En l'occurrence, MM. François-Marsal et Ratier, par leur lecture du message présidentiel, affirment leur approbation de la position défendue par le président de la République. Les deux hommes, en acceptant d'entrer au gouvernement, acceptaient de lier leur sort politique au Président Millerand. En se présentant à la tribune, ils y personnifient la volonté de président de la République. On retrouve encore là la marque du système constitutionnel de la Troisième République faisant du président de la République un incapable politique. Il est indéniable qu'il lui est loisible d'avoir sa volonté politique propre, et Millerand en a été l'exemple le plus flagrant. Mais il reste cet incapable dans la mesure où, si Millerand n'avait pu trouver de personnalité politique acceptant la fonction gouvernementale, il n'aurait eu aucun moyen de faire connaître, et surtout de donner un poids politique à sa volonté. Certes, il aurait toujours pu s'exprimer par le biais de la presse, comme il a pu le faire au cours de son mandat, mais cela n'aurait pas eu le même impact politique, la même valeur politique, qu'un acte officiel tel que le message présidentiel aux chambres. En prenant le chemin de ce message, Millerand entend rester dans la stricte légalité constitutionnelle.


Section 2 : La question posée : une question constitutionnelle.

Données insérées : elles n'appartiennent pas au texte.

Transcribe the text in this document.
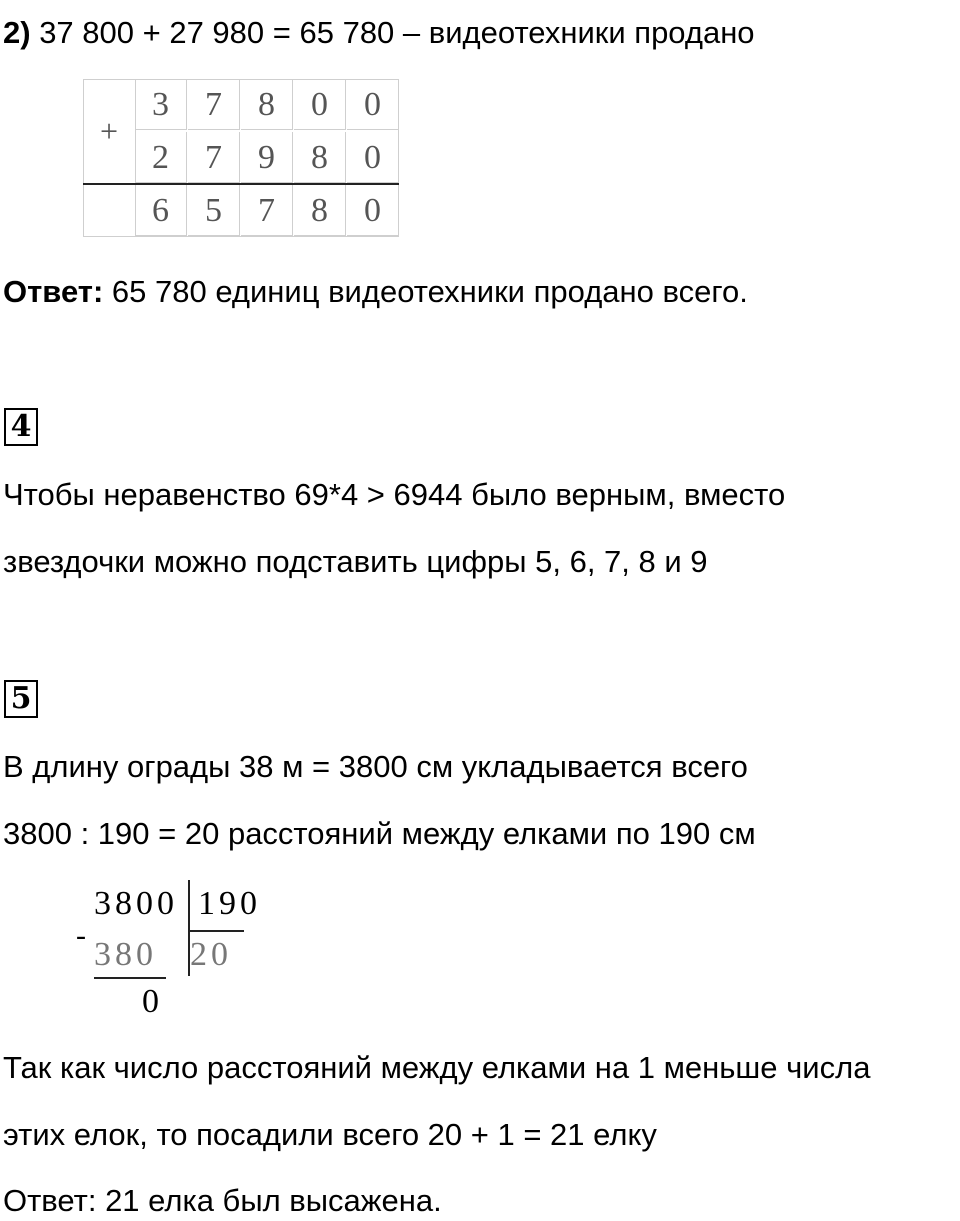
2) 37 800 + 27 980 = 65 780 – видеотехники продано
+
3	7	8	0	0
2	7	9	8	0
6	5	7	8	0
Ответ: 65 780 единиц видеотехники продано всего.
4
Чтобы неравенство 69*4 > 6944 было верным, вместо
звездочки можно подставить цифры 5, 6, 7, 8 и 9
5
В длину ограды 38 м = 3800 см укладывается всего
3800 : 190 = 20 расстояний между елками по 190 см
3800 190
-
380 20
0
Так как число расстояний между елками на 1 меньше числа
этих елок, то посадили всего 20 + 1 = 21 елку
Ответ: 21 елка был высажена.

La teneur du message de Millerand vise à poser une question bien précise aux chambres. Une question de nature constitutionnelle. Cette question tourne autour d'une différence d'interprétation des textes constitutionnels entre le président de la République Millerand et la majorité cartelliste de la Chambre. Cette question est posée aux chambres car le système constitutionnel de la Troisième République ne comprend pas d'organe spécifique de contrôle de constitutionnalité.

L'existence d'un différent d'interprétation des textes constitutionnels.

La crise de 1924 a ceci de particulier qu'elle oppose deux visions, deux interprétations des lois constitutionnelles de 1875 et notamment en ce qui concerne la place du Président de la République.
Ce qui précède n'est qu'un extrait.